Employee Engagement & Why It Matters [A Lot]

May 28






We know there are limits to leveraging technology and to focusing on workflow, but there is unlimited potential when you pour into your people.


When it comes to attracting and retaining employees, employee job satisfaction and employee engagement are the two top factors for maintaining your hopefully-happy workforce.

Satisfaction v. Engagement 

Employee satisfaction is the measurement of an employee’s contentment in his job. Many factors can play in, such as the company, the leadership, the pay, benefits, work-life balance, and not to mention, the work itself. 

Employees who are happy with their jobs are more likely to stay committed to the organization in work ethic, but also to the company. Likewise, for you, the employer, it means lower turnover rates. 

More than 600 US businesses with 50-500 employees, 63.3% of companies say retaining employees is actually harder than hiring them, according to a study from Haiilo. Employee engagement, while still a ball game, is a whole different one. Defined as, “the emotional commitment an employee has to the organization”, employee engagement is not about the benefits or bonuses- it's employees actually caring about the success of the business.

Even if your company offers the best health insurance for a radius of 1,000 miles, job-seekers are now looking more closely at an organization’s work culture and values, and opportunities for growth. If you are not solid in the culture and service you offer, you will not be able to grab motivated employees and henceforth, retain them.

The Top Motivator- And It’s Not Money

It doesn’t matter if you are a CEO, a town manager, an equipment operator, a sewer laborer, a fire chief- employees all want the same thing.
 
Money is not the only motivator- not even the top motivator. People leave due to lack of recognition- not money. 69% of employees say they would work harder if they were better appreciated, based on a study from HubSpot.

As Bob Nelson suggests in the video below, people don’t go to work out of excitement for dental coverage. They go to work because they are appreciated and feel motivated to do a good job.  

A Few Tips for Maintaining Engaged Employees:

If you want your employees to stay committed and engaged, they need to have a good work-life balance, and have relationships with other employees. Having a culture where relationships flourish should be one of your top priorities as an organization leader.

Make sure your employees know what is expected of them. Don’t just assume they know. One-on-one monthly meetings and annual reviews help ensure your employees are on the same page of their own accord.
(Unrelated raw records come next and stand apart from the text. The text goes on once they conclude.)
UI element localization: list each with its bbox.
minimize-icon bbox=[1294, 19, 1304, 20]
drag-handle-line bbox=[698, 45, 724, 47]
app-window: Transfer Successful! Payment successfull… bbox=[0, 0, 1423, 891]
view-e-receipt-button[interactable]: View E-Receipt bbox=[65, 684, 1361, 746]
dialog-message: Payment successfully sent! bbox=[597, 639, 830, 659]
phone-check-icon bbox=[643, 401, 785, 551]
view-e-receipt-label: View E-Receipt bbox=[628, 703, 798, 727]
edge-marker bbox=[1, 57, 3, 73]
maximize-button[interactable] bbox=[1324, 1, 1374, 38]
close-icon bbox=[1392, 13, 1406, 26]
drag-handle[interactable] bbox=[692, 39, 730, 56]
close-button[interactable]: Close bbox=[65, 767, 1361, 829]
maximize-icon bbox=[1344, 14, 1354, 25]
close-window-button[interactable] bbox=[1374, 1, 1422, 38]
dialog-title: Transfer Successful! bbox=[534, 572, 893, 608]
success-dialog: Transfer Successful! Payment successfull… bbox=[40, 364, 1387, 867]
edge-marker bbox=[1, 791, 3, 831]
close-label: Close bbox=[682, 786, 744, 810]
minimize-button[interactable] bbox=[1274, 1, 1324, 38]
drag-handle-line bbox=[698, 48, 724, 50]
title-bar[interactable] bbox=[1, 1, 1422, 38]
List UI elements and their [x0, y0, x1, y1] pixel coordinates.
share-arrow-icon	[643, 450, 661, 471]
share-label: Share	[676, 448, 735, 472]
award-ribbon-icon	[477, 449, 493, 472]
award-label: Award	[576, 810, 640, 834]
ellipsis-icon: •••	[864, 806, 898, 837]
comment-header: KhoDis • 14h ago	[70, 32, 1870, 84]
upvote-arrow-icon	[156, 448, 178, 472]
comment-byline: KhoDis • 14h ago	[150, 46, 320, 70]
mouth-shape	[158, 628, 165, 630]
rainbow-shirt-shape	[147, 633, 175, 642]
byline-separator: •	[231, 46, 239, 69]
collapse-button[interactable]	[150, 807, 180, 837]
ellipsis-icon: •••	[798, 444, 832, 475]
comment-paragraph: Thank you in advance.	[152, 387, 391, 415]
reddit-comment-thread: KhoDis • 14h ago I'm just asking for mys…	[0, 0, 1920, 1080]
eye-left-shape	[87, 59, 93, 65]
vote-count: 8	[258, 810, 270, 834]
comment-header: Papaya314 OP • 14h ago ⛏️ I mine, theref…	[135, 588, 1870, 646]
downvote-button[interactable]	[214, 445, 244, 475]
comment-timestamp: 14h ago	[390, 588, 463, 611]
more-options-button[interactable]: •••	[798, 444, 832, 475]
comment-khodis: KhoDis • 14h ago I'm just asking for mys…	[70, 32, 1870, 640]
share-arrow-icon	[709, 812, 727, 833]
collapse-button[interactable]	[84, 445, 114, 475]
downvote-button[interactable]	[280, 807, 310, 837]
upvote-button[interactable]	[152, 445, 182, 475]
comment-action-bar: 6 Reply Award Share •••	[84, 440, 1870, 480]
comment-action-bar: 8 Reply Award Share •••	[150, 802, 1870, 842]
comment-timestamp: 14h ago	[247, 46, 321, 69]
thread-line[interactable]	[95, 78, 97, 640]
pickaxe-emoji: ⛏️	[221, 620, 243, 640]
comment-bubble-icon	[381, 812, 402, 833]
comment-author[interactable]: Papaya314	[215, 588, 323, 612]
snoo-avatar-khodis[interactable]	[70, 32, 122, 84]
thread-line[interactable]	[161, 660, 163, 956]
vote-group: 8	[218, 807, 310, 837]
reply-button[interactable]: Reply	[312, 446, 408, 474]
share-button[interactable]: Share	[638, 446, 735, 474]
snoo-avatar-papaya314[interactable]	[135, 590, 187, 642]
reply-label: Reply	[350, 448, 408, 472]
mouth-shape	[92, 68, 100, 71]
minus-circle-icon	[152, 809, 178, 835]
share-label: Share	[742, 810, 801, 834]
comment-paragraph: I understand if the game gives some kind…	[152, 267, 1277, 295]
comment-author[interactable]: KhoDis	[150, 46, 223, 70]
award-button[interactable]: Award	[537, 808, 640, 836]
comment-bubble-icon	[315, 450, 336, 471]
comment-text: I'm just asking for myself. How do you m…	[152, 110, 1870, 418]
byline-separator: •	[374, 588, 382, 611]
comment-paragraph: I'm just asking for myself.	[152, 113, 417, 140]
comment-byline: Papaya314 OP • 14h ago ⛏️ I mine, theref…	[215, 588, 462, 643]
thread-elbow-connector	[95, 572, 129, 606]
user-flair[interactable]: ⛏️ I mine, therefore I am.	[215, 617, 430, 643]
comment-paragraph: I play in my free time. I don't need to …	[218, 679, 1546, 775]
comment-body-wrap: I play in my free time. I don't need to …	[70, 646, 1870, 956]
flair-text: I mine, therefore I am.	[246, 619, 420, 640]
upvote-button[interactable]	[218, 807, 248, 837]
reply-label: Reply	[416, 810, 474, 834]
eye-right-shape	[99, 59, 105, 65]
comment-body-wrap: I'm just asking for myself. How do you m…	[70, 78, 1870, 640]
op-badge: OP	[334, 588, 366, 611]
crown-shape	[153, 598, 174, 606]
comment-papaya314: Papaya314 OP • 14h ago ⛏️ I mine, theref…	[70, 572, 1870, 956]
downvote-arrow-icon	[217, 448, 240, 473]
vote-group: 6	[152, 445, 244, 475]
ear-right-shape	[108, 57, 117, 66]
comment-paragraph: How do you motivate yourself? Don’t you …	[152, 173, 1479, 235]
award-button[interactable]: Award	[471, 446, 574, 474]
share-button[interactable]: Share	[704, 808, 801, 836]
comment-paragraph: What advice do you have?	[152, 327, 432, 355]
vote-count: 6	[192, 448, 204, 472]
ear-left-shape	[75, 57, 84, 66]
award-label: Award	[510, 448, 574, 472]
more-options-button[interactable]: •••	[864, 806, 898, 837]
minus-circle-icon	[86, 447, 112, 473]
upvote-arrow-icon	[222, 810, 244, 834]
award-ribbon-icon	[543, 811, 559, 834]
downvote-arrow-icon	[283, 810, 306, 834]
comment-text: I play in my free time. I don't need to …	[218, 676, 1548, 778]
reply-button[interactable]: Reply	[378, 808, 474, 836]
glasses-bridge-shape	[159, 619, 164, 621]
Not just because they’ve been hired to be.

Which brings up the fascinating statistic, that, shockingly, 91% of employees think their leaders lack critical communication skills.

In a survey taken by Inc., employees reported the following about their manager’s communication skills:

  • Not recognizing employee achievements -- reported by 63 percent of respondents
  • Not giving clear directions -- 57 percent
  • Not having time to meet with employees -- 52 percent
  • Refusing to talk to subordinates -- 51 percent
  • Taking credit for others' ideas -- 47 percent
  • Not offering constructive criticism -- 39 percent
  • Not knowing employees' names -- 36 percent
  • Refusing to talk to people on the phone/in person -- 34 percent
  • Not asking about employees' lives outside of work -- 23 percent


"Employees also called out other management offenses stemming from low EQ: micromanaging, bullying, narcissism, indecisiveness, and more."


Managers, we are speaking to you: Seek opportunities to recognize the good work of your employees. Try encouraging them on the spot- not just at the end of the week or end of the month. By this time, it’s too late, and employees feel their leaders are out of touch with the day-to-day ongoings of their employees’ work lives.
happy employee and employer
As the world culture is changing more and more, most employees feel overworked and under-appreciated. Encouraging and thus leading better doesn’t have to cost you anything but time. Communicate to your employees the good, the not-so-good, and do it well.

Your HR manager will thank you for it.

Much of how an employee acts, works, and reacts is learned behavior; they are reacting to how they’ve been treated over time. People naturally want to do a good job, and given the opportunity, resources, and training, they will do as such.

A Few Easy Action Points:

Start, or amp up, caring for your employees.

Schedule monthly connection meetings, and ask them: "What do you like doing best? Special assignments? Where would you like to be five years from now? What’s happening with you? How can I motivate you?"

When your employees feel you have their best interests at heart, they will give you their best. After all, people work for people- not organizations.